The sum variable storage module is stored by adopting a zookeeper, and the configurations are stored by adopting the zookeeper, wherein the stored catalog format is as follows:
(1) First level directory/etl
(2) The secondary catalog/etl/$ task$ task represents a specific cleaning task name, each cleaning task being unique,
(3) Three levels of directories/etl/$task/field,/etl/$task/outformat,/etl/$task/regexp, such as regular expressions, are deposited to/etl/$task/field, and variables are stored at/etl/$task/regexp. Setting a storage format and a compression format in/etl/$ task/output,
the third level of catalogue is most important, and the catalogue has stored variable values and configuration format storage
The storage format of regexp is consistent with the number of groups of the regular expression, one-to-one correspondence is realized, and the type corresponding to each group is stored, wherein the types are three ips, strs and common.
The storage format of the file is as uid, vid, pid, the fields are separated by commas,
the storage format of the outformat has only 2 class name values, and the class name values are separated by commas to respectively represent a compression format and a storage format.
The invention manages through metadata: and establishing a set of metadata corresponding to each type of log, storing the log and the variable and reasonably configuring the log, and configuring the information in a management background. And the regular expression can be used for screening logs meeting the rule, intercepting important parameters and finally establishing a corresponding relation with the variables in the variable storage. And simultaneously, a mapreduce program is adopted, the number of required reduce is calculated according to the size of an original log file, and a cleaning logic is written through variable storage and configuration to finally finish a cleaning flow.
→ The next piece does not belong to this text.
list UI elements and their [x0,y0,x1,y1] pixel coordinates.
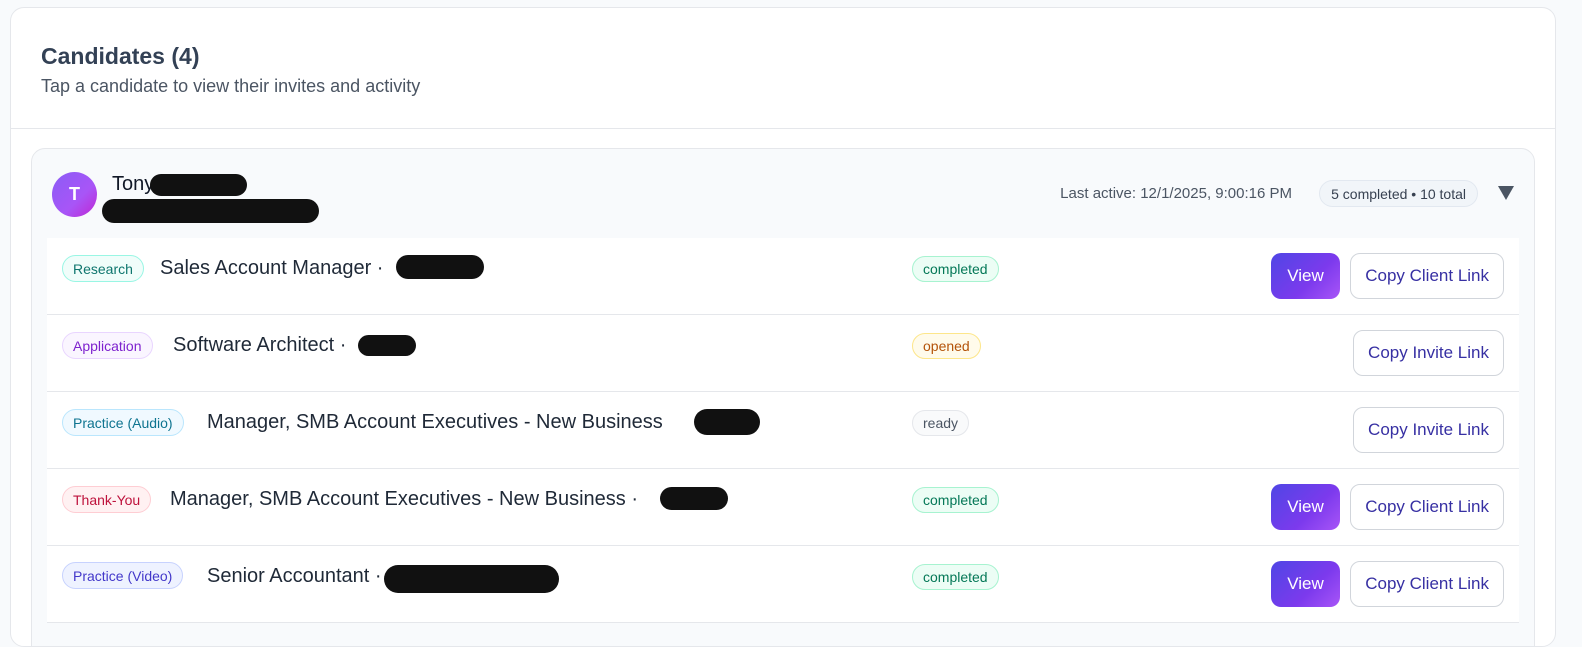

Meanwhile, the invention also discloses a general original log cleaning method which comprises the following steps,
establishing metadata corresponding to each type of log, and storing regular expressions and matched fields corresponding to the metadata;
configuring and storing a plurality of cleaning tasks corresponding to the metadata one by one and storage paths, storage formats and compression formats corresponding to each cleaning task; the configuration is stored using a zookeeper.
And identifying corresponding metadata according to the log type, completing the cleaning step by adopting a Mapreduce program according to the cleaning task configuration, and performing preset storage, and simultaneously, automatically judging the number of the products by the Mapreduce program according to the size of the input data so as to produce a block file with a proper size.
The number of reduce= (total size of input data/size of hdfs block 3 (default block size is 128 m)) +1
Where 3 is the compression ratio, this value can be adjusted to make the size of the file produced by each reduction as small as possible, according to the compression algorithm, slightly smaller than the block size.
Before the cleaning operation is submitted, the configuration information of the zookeeper is read according to the cleaning task information, the compression and storage configuration is found first and used for submitting the cleaning operation, and in the Mapreduce stage, the configuration information of the field of the zookeeper and the regular matching relation are read according to the cleaning task information, so that the cleaning of the data is completed. The principle of Mapreduce is not discussed here, but is not a key technical point of this invention, and only uses these techniques. The invention improves the development efficiency, automatically optimizes the size of the hdfs block and reduces the probability of mistakes made by some new staff.
The foregoing is merely a preferred embodiment of the present invention and it should be noted that modifications and adaptations to those skilled in the art may be made without departing from the principles of the present invention, which are intended to be comprehended within the scope of the present invention.